Stocks that have performed well this year received an extra lift from year-end window dressing as portfolio managers sold laggards to buy shares that have rallied recently. Apple Inc (AAPL.O), which has gained 144.9 percent this year, closed at a record high — up 3.4 percent at $209.04. Earlier in the abbreviated session, which ended at 1 p.m., Apple also hit a fresh intraday high of $209.35.

"There's far more people who have gains on a lot of names this year, who are less likely to want to sell," James said.

The Dow Jones industrial average (.DJI) gained 53.66 points, or 0.51 percent, to end at 10,520.10. The Standard & Poor's 500 Index (.SPX) gained 5.89 points, or 0.53 percent, to finish at 1,126.48. The Nasdaq Composite Index (.IXIC) rose 16.05 points, or 0.71 percent, to close at 2,285.69.

NASDAQ UP 45 PERCENT FOR 2009

For the week, the Dow gained 1.9 percent, the S&P 500 rose 2.2 percent, and the Nasdaq jumped 3.4 percent, capping its longest winning streak since October.

With the Dow setting a 14-month closing high on Thursday,

the blue-chip average is up 19 fast payday loan no faxing.9 percent for 2009.

The S&P 500, which also finished Thursday's abbreviated session at a 14-month high, is up 24.7 percent for the year.

The Nasdaq — ending at a 15-month closing high on Thursday — is up an eye-catching 45 percent for 2009.

In Thursday's session, Apple's stock also got a boost as excitement intensified over the expected release of its tablet computer.

Healthcare was the lone S&P 500 sector to end slightly lower after the U.S. Senate approved an overhaul measure Thursday morning.

Health insurer Cigna Corp (CI.N) slipped 0.4 percent to $36.33, and the Morgan Stanley Healthcare Payor Index (.HMO) declined 0.3 percent.

Health insurers and related stocks have rallied recently as legislation appeared less ominous for the sector than originally feared.
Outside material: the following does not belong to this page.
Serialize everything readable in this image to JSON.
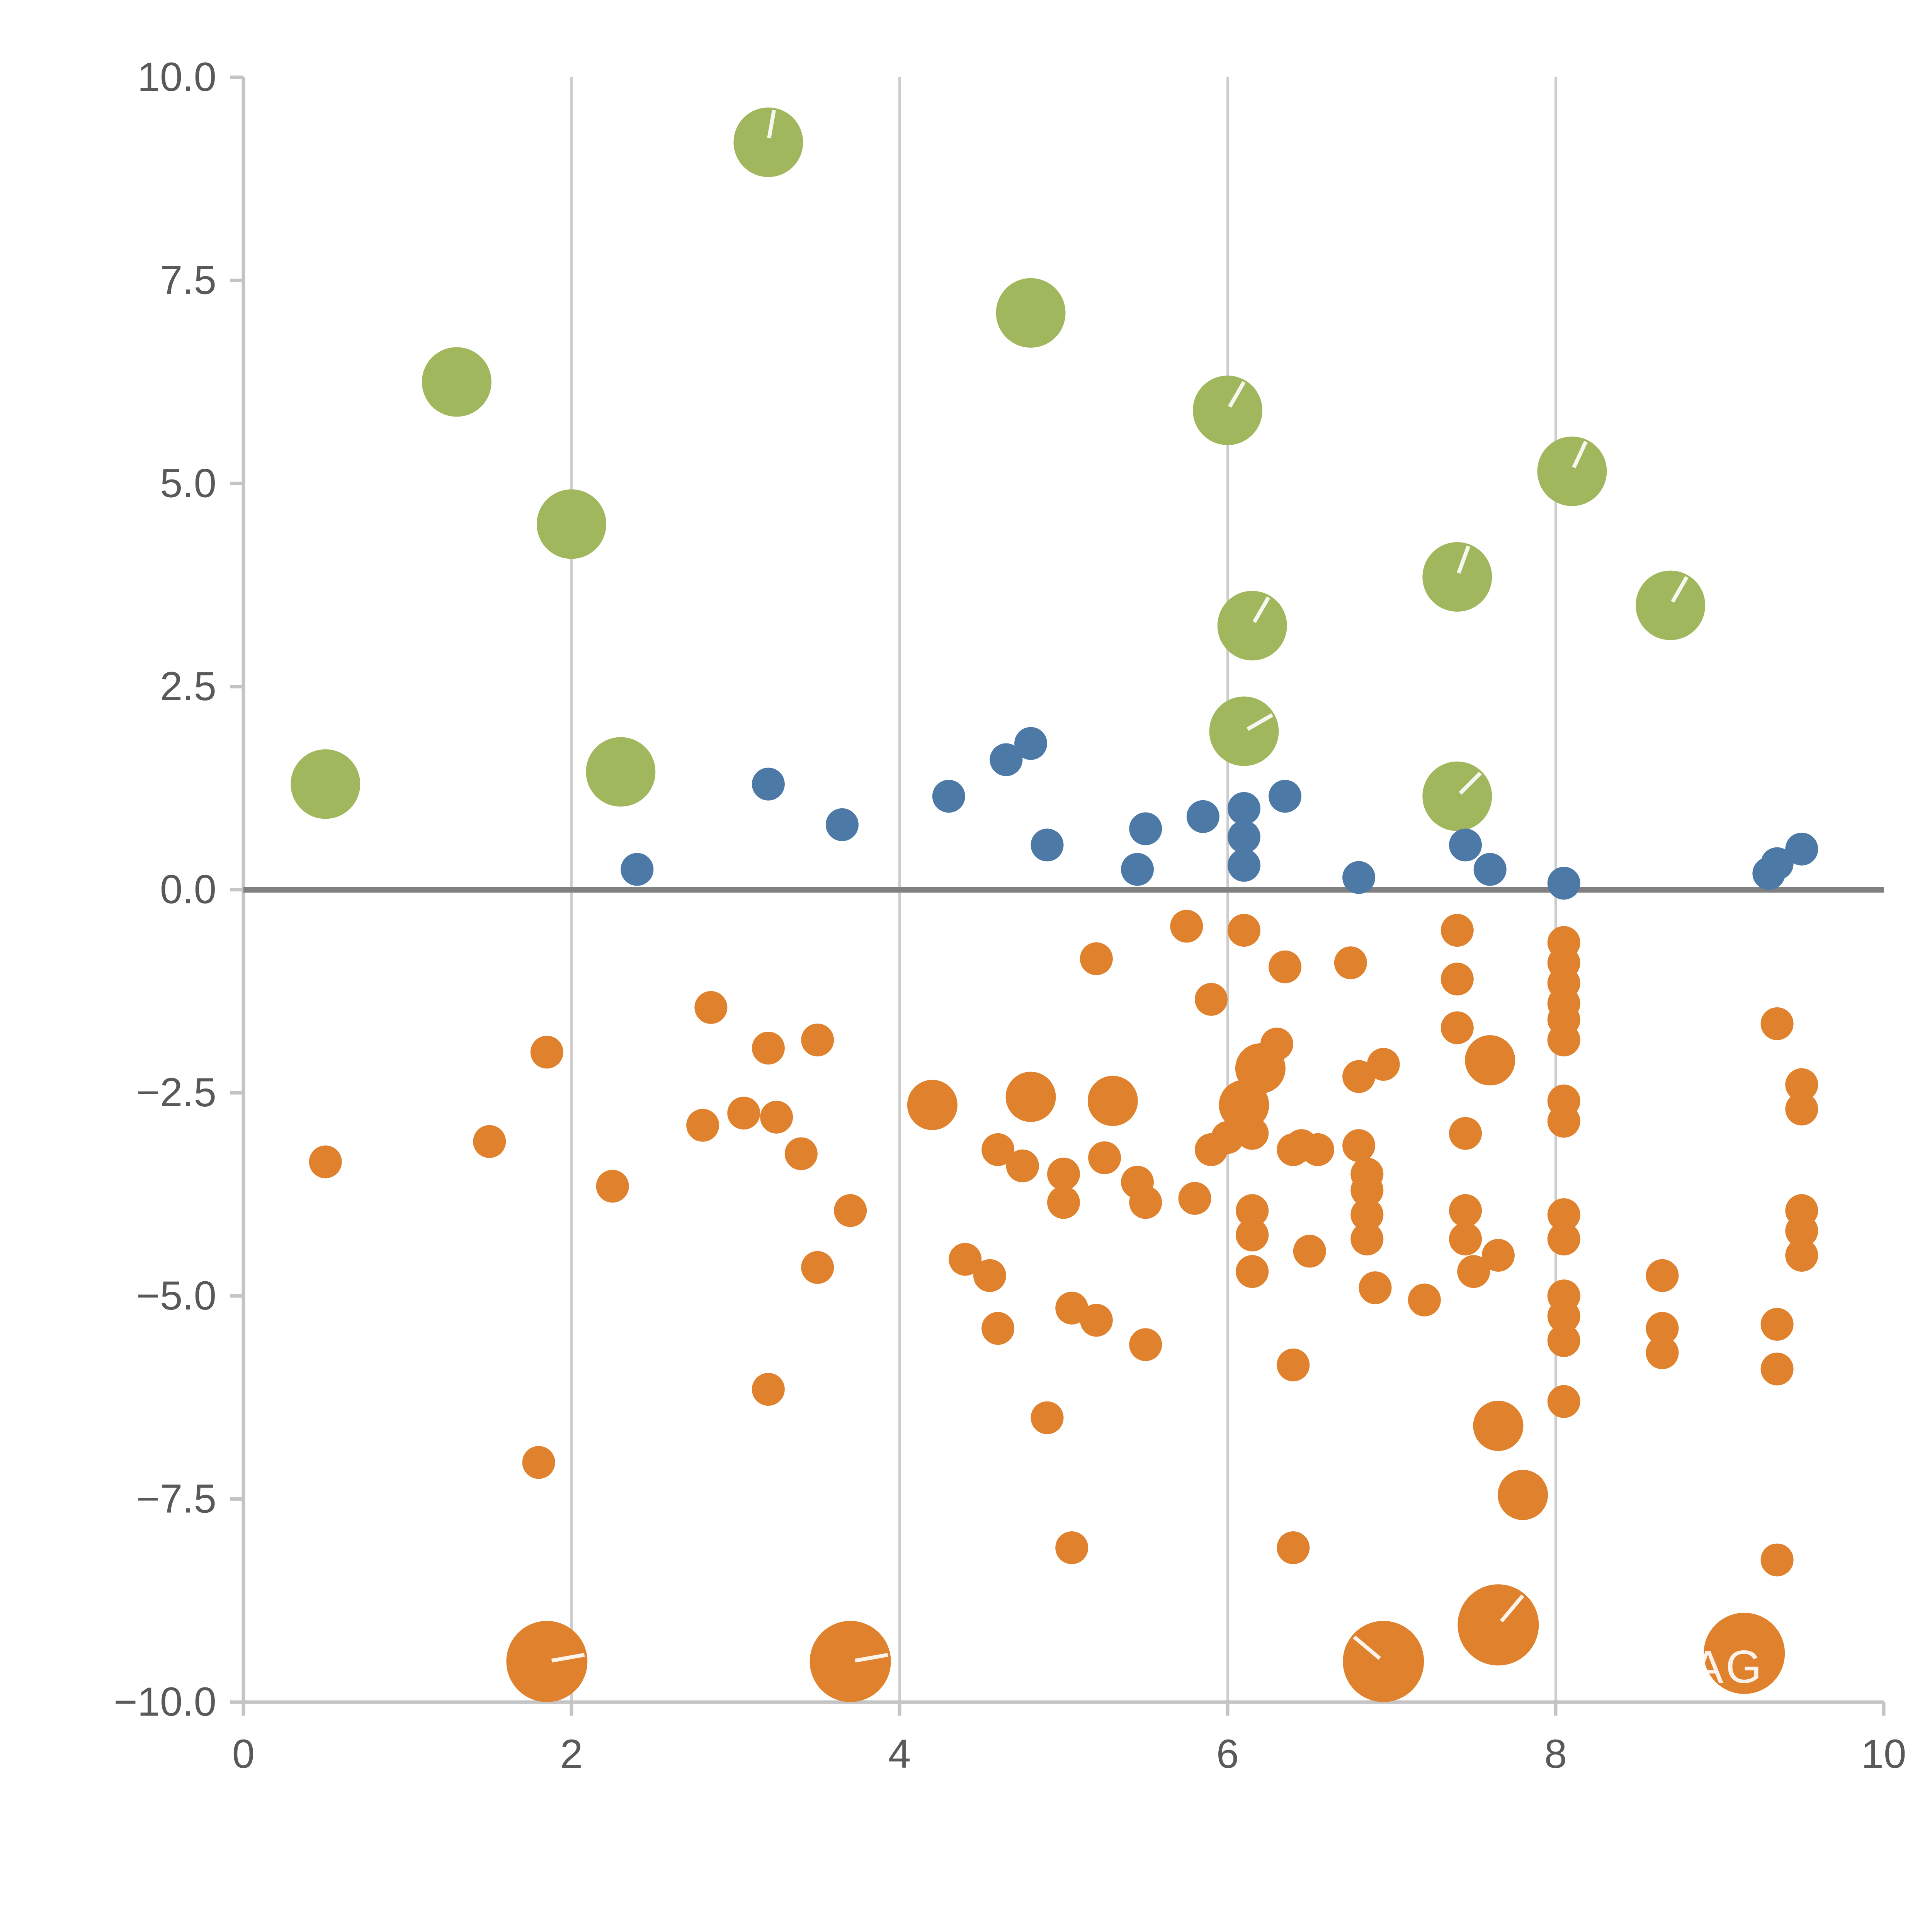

But the Senate health bill must be reconciled with the measure approved recently by the U.S. House of Representatives, adding to uncertainty.

The U.S. dollar (.DXY) dipped 0.08 percent against a basket of major currencies, which helped push commodity prices higher. That, in turn, lifted shares of natural resource companies. Shares of steelmaker Nucor Corp (NUE.N) gained 2.2 percent to $47.10.

Volume was light on the New York Stock Exchange, with only 319.3 million shares changing hands, sharply below last year's estimated daily average of 1.49 billion. On the Nasdaq, about 613.8 million shares traded, also well below last year's daily average of 2.28 billion.

Advancing stocks outnumbered declining ones on the NYSE by a ratio of 3 to 1, while on the Nasdaq, eight stocks rose for nearly every five that fell.